High mobility group box 1 (HMGB-1) is a major histone protein with cytokine-like effects capable of inducing further inflammation. Previous studies have shown that HMGB-1 release leads to increased pulmonary endothelial permeability. The early onset of these changes closely match those seen in EMP-induced ALI.  In this study we hypothesize that a functional inhibitor of extracellular HMGB-1, Glycyrrhizic acid, will protect against EMP-induced pulmonary endothelium permeability changes.

Methods:

60,000 human pulmonary artery endothelial cells (HPAEC, Lonza, Switzerland) were seeded in an 8 chambered slide coated with 1% gelatin and cultured to confluence in 4% FBS medium.

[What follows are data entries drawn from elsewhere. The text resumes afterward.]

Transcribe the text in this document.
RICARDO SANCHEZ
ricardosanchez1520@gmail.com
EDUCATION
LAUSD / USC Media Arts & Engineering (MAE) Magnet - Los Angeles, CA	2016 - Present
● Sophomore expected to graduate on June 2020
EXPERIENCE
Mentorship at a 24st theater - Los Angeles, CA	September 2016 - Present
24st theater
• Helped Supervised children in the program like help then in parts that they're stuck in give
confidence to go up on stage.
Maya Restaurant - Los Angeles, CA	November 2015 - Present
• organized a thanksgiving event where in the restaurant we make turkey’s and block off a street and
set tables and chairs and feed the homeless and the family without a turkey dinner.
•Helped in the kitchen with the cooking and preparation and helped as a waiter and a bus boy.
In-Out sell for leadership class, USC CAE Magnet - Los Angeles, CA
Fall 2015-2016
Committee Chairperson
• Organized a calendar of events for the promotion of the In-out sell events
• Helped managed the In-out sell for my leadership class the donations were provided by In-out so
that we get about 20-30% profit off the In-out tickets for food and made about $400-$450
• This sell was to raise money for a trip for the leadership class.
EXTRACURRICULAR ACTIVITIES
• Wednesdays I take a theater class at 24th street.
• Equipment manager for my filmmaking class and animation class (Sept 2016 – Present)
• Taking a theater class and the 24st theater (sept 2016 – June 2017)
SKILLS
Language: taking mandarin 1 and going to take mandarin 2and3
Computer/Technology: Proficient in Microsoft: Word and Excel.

EMPs were generated from plasminogen activator inhibitor-1 (PAI-1; 10ng/ml) stimulated human umbilical vein endothelial cells (HUVECs). HL-60 cells (Human Promyelocytic Leukemia) were transformed into mature granuloctyes by incubating them with 1.2% dimethyl sulfoxide (DMSO) for 5-7 days. 

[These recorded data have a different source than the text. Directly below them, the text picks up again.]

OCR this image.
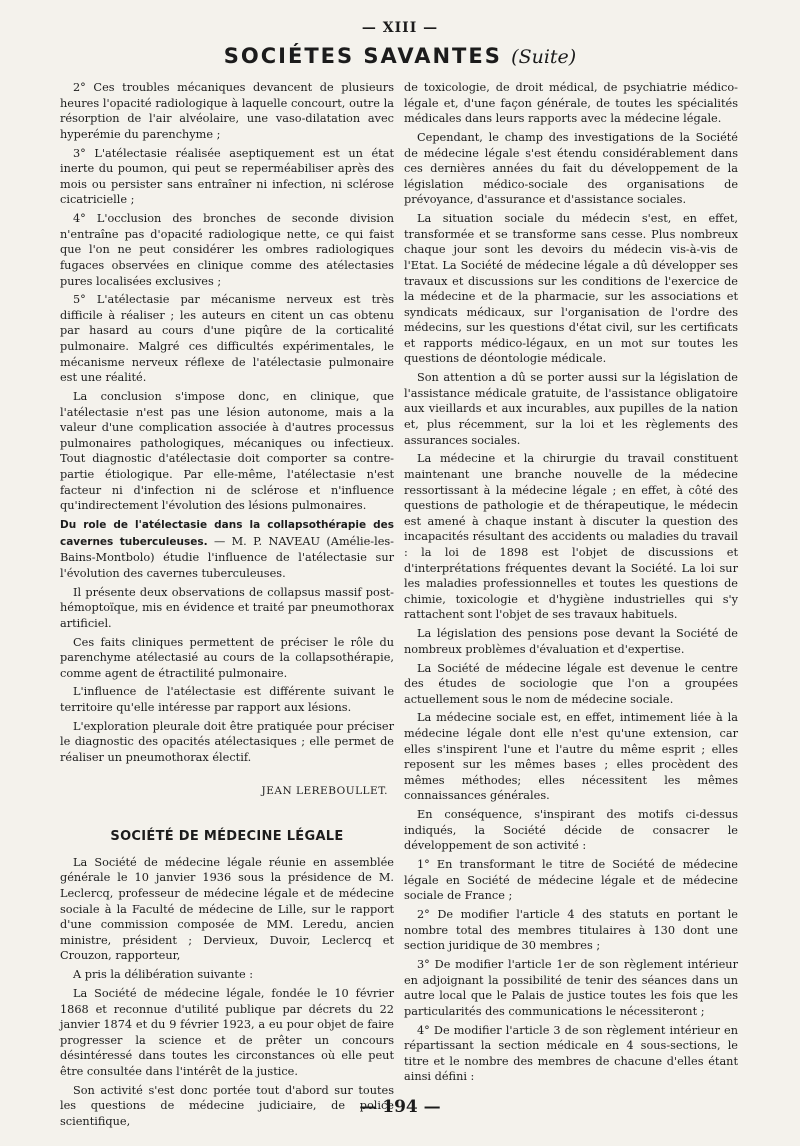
— XIII —
SOCIÉTES SAVANTES (Suite)

2° Ces troubles mécaniques devancent de plusieurs heures l'opacité radiologique à laquelle concourt, outre la résorption de l'air alvéolaire, une vaso-dilatation avec hyperémie du parenchyme ;

3° L'atélectasie réalisée aseptiquement est un état inerte du poumon, qui peut se reperméabiliser après des mois ou persister sans entraîner ni infection, ni sclérose cicatricielle ;

4° L'occlusion des bronches de seconde division n'entraîne pas d'opacité radiologique nette, ce qui faist que l'on ne peut considérer les ombres radiologiques fugaces observées en clinique comme des atélectasies pures localisées exclusives ;

5° L'atélectasie par mécanisme nerveux est très difficile à réaliser ; les auteurs en citent un cas obtenu par hasard au cours d'une piqûre de la corticalité pulmonaire. Malgré ces difficultés expérimentales, le mécanisme nerveux réflexe de l'atélectasie pulmonaire est une réalité.

La conclusion s'impose donc, en clinique, que l'atélectasie n'est pas une lésion autonome, mais a la valeur d'une complication associée à d'autres processus pulmonaires pathologiques, mécaniques ou infectieux. Tout diagnostic d'atélectasie doit comporter sa contre-partie étiologique. Par elle-même, l'atélectasie n'est facteur ni d'infection ni de sclérose et n'influence qu'indirectement l'évolution des lésions pulmonaires.

Du role de l'atélectasie dans la collapsothérapie des cavernes tuberculeuses. — M. P. NAVEAU (Amélie-les-Bains-Montbolo) étudie l'influence de l'atélectasie sur l'évolution des cavernes tuberculeuses.

Il présente deux observations de collapsus massif post-hémoptoïque, mis en évidence et traité par pneumothorax artificiel.

Ces faits cliniques permettent de préciser le rôle du parenchyme atélectasié au cours de la collapsothérapie, comme agent de étractilité pulmonaire.

L'influence de l'atélectasie est différente suivant le territoire qu'elle intéresse par rapport aux lésions.

L'exploration pleurale doit être pratiquée pour préciser le diagnostic des opacités atélectasiques ; elle permet de réaliser un pneumothorax électif.

JEAN LEREBOULLET.
SOCIÉTÉ DE MÉDECINE LÉGALE

La Société de médecine légale réunie en assemblée générale le 10 janvier 1936 sous la présidence de M. Leclercq, professeur de médecine légale et de médecine sociale à la Faculté de médecine de Lille, sur le rapport d'une commission composée de MM. Leredu, ancien ministre, président ; Dervieux, Duvoir, Leclercq et Crouzon, rapporteur,

A pris la délibération suivante :

La Société de médecine légale, fondée le 10 février 1868 et reconnue d'utilité publique par décrets du 22 janvier 1874 et du 9 février 1923, a eu pour objet de faire progresser la science et de prêter un concours désintéressé dans toutes les circonstances où elle peut être consultée dans l'intérêt de la justice.

Son activité s'est donc portée tout d'abord sur toutes les questions de médecine judiciaire, de police scientifique,

de toxicologie, de droit médical, de psychiatrie médico-légale et, d'une façon générale, de toutes les spécialités médicales dans leurs rapports avec la médecine légale.

Cependant, le champ des investigations de la Société de médecine légale s'est étendu considérablement dans ces dernières années du fait du développement de la législation médico-sociale des organisations de prévoyance, d'assurance et d'assistance sociales.

La situation sociale du médecin s'est, en effet, transformée et se transforme sans cesse. Plus nombreux chaque jour sont les devoirs du médecin vis-à-vis de l'Etat. La Société de médecine légale a dû développer ses travaux et discussions sur les conditions de l'exercice de la médecine et de la pharmacie, sur les associations et syndicats médicaux, sur l'organisation de l'ordre des médecins, sur les questions d'état civil, sur les certificats et rapports médico-légaux, en un mot sur toutes les questions de déontologie médicale.

Son attention a dû se porter aussi sur la législation de l'assistance médicale gratuite, de l'assistance obligatoire aux vieillards et aux incurables, aux pupilles de la nation et, plus récemment, sur la loi et les règlements des assurances sociales.

La médecine et la chirurgie du travail constituent maintenant une branche nouvelle de la médecine ressortissant à la médecine légale ; en effet, à côté des questions de pathologie et de thérapeutique, le médecin est amené à chaque instant à discuter la question des incapacités résultant des accidents ou maladies du travail : la loi de 1898 est l'objet de discussions et d'interprétations fréquentes devant la Société. La loi sur les maladies professionnelles et toutes les questions de chimie, toxicologie et d'hygiène industrielles qui s'y rattachent sont l'objet de ses travaux habituels.

La législation des pensions pose devant la Société de nombreux problèmes d'évaluation et d'expertise.

La Société de médecine légale est devenue le centre des études de sociologie que l'on a groupées actuellement sous le nom de médecine sociale.

La médecine sociale est, en effet, intimement liée à la médecine légale dont elle n'est qu'une extension, car elles s'inspirent l'une et l'autre du même esprit ; elles reposent sur les mêmes bases ; elles procèdent des mêmes méthodes; elles nécessitent les mêmes connaissances générales.

En conséquence, s'inspirant des motifs ci-dessus indiqués, la Société décide de consacrer le développement de son activité :

1° En transformant le titre de Société de médecine légale en Société de médecine légale et de médecine sociale de France ;

2° De modifier l'article 4 des statuts en portant le nombre total des membres titulaires à 130 dont une section juridique de 30 membres ;

3° De modifier l'article 1er de son règlement intérieur en adjoignant la possibilité de tenir des séances dans un autre local que le Palais de justice toutes les fois que les particularités des communications le nécessiteront ;

4° De modifier l'article 3 de son règlement intérieur en répartissant la section médicale en 4 sous-sections, le titre et le nombre des membres de chacune d'elles étant ainsi défini :

— 194 —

Resistance measurements were made in the presence and absence of EMPs (500,000/ml) and HL-60 cells (200,000/mL). Cells were either treated with HMGB-1 (20ug/ml), or Glycyrrhizic acid (1mM) or both in the presence or abscess of EMPs and HL-60s. 2.5U/ml Thrombin (Sigma) was used as positive control. Individual well impedance was measured using Applied Biophysics ECIS Z Theta (electric cell substrate impedance sensing) equipment. Statistical analysis was performed using a two way ANOVA.

Results:

Repeated resistance measurements show increased HPAEC permeability in cells co-treated with EMPs and HL-60 cells or with HMGB-1 respectively at 3-4 hours with subsequent plateau (p<.0001). Cells treated with the combination of HMGB-1 and Glycyrrhizic acid show a partial reversal of the permeability changes (p<.001). However, this same reversal was not seen in the EMP/HL-60 treated HPAECs.

Conclusions:

Previous studies have shown the important role of HMGB-1 in the inflammatory cascade and its prominent role in human ALI/ARDS.  While HMGB-1 induced permeability changes occur in three to four hours after endothelial cell treatment with subsequent plateau and match the pattern of EMP/granulocyte injury, attempts to abrogate this effect using glycyrrhizic acid were unsuccessful.  This lack of effect could be due to inadequacy if glycyrrhizic acid to block other B box binding domains (eg RAGE) or HMGB1-independent mechanism. Glycyrrhizic acid, a commercially available direct HMGB-1 inhibitor, only partially protects against HMGB1-induced permeability changes at high doses (1mM). Identifying a more complete inhibitor or receptor blocker is an important next step.  EMP-induced granulocyte activation and the role of additional cytokine activation are ongoing areas investigation.